In a small bread shop I got a loaf of bread, which was one of the tastiest I ever ate. Together with the freshly smoked omul (endemic Baikal fish) it made a delicious dinner I ate in a cafe used in winter mainly as a warming place by the tourists, the bus and boat passengers, and the street vendors alike. The omul was smoked and sold outdoors in front of the cafe in the centre of the village square adjacent to the harbour. I was told that the ladies selling the smoked fish can get quite rich over the years, but it was certainly a very tough job in the winter.
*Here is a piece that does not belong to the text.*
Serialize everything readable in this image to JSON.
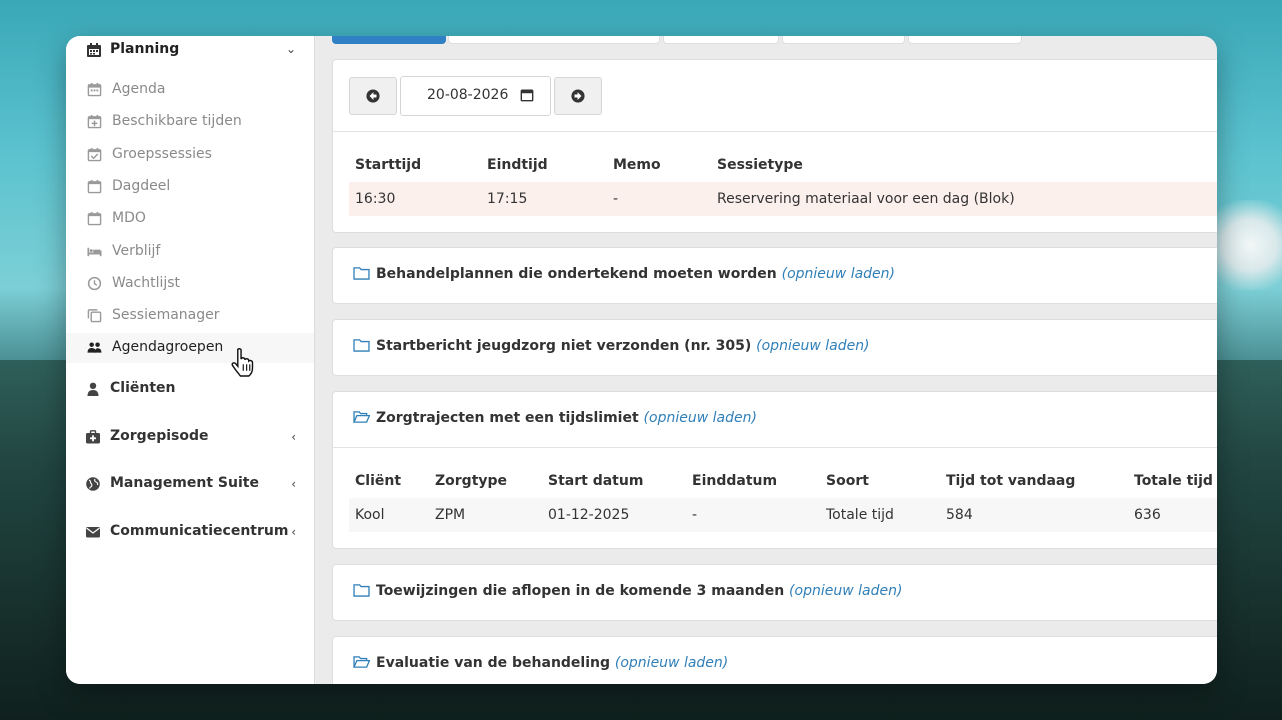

Besides them, also some souvenir vendors were there (see next page).
The rest of my waiting was spent by walking throughout the whole village to the shipyard at the very end of the road, and by watching one of the remaining late-season ferries arrive and disembark passengers.
The ride home on the bus was also rather spectacular as you can see in the above slide show.
Two more pictures:
Boats (scientific research, passenger ferries)
taking refuge from high winds in the Listvyanka harbour.
Baikal is normally covered by a 1 m thick ice
from January till June. However in January 2002 temperatures in the
Irkutsk region have risen about zero, and Baikal
has not frozen over this winter!
People here seem to use motorcycles for transportation even in the dead of winter. I saw more of them on that day, besides the one with a sidecar used by smoked fish vendors to carry their goods.